Si tu es curieux, je t'invite même à aller vérifier dans ta garde-robe! Moi, j’y ai trouvé beaucoup de «made in china».

J’avais moi-même fait cette activité lors d’une soirée-conférence organisée par Cataléthique où la question avait été lancée par Laure Waridel. La conclusion était la même ce soir-là. Nos vêtements, pour la plupart, ne viennent pas du Québec. Pourtant, est-ce que cela veut dire que l’industrie du vêtement est morte au Québec?

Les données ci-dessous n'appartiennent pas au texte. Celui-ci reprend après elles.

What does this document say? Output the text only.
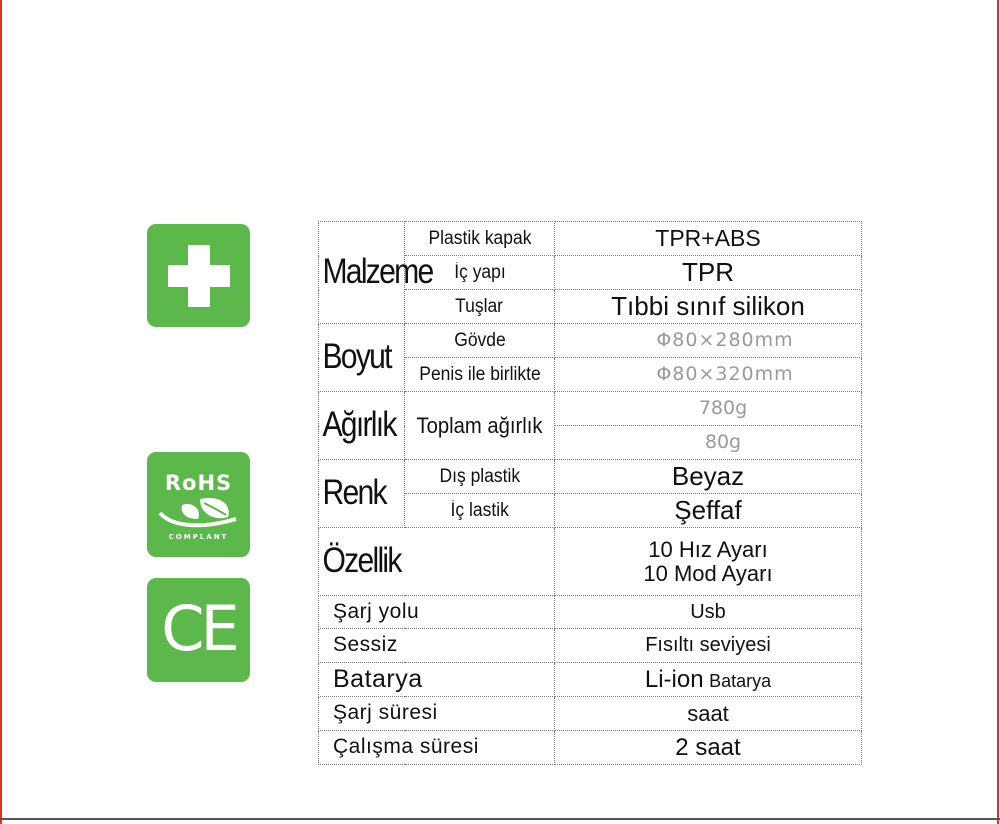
RoHS
COMPLANT
CE
Malzeme	Plastik kapak	TPR+ABS
	İç yapı	TPR
	Tuşlar	Tıbbi sınıf silikon
Boyut	Gövde	Φ80×280mm
	Penis ile birlikte	Φ80×320mm
Ağırlık	Toplam ağırlık	780g
		80g
Renk	Dış plastik	Beyaz
	İç lastik	Şeffaf
Özellik		10 Hız Ayarı
10 Mod Ayarı

Şarj yolu		Usb
Sessiz		Fısıltı seviyesi
Batarya		Li-ion Batarya
Şarj süresi		saat
Çalışma süresi		2 saat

Dès demain, nous aurons la chance d’assister à la première soirée cocktail-conférence Cataléthique de la saison 2016-2017. J’ai eu la chance de poser quelques questions à Kibamba Nimon l’organisatrice de cette soirée. Mon point de vue: ça s’annonce très intéressant! Les acteurs influents de l’industrie québécoise du vêtement et de la mode sont invités pour discuter des défis de la production locale et durable du vêtement.

Pourquoi avoir choisi ce sujet: La mode locale (québécoise) et durable?

Justement, car on ne sait plus d’où viennent nos vêtements et qu’au fond, on n’est pas vraiment au courant, car on n’en parle pas assez! Kibamba souhaitait, en organisant cette soirée, inspirer les consommateurs et les autres secteurs d’activités à se poser les bonnes questions pour comprendre les défis et mettre en lumière les solutions existantes. Car oui, il existe bel et bien un marché du vêtement et de la mode au Québec, mais qui sont-ils et quels sont leurs enjeux?

Kibamba invite activement les jeunes de la relève et à l’ensemble des consommateurs (homme et femme) à venir poser des questions. Elle souhaite ouvrir la conversation pour que l’ensemble de la communauté puisse prendre part à cette discussion. Oui, on s’adresse également aux hommes, car souvent on peut croire que la mode n’est qu’un aspect visuel, mais au fond, au-delà de la passerelle, il existe un univers vaste. Une industrie et une économie. On ne souhaite pas mettre de l’avant “le spectacle”, mais bien le fondamental. On s’adresse à tout le monde puisque nous devons tous nous vêtir et nous souhaitons tous une économie plus prospère et durable.

Dans nos garde-robes

Par où on commence?

En souhaitant voir, à la fois sur les tablettes des magasins et dans nos propres garde-robes, des produits de marques locales et non seulement internationales.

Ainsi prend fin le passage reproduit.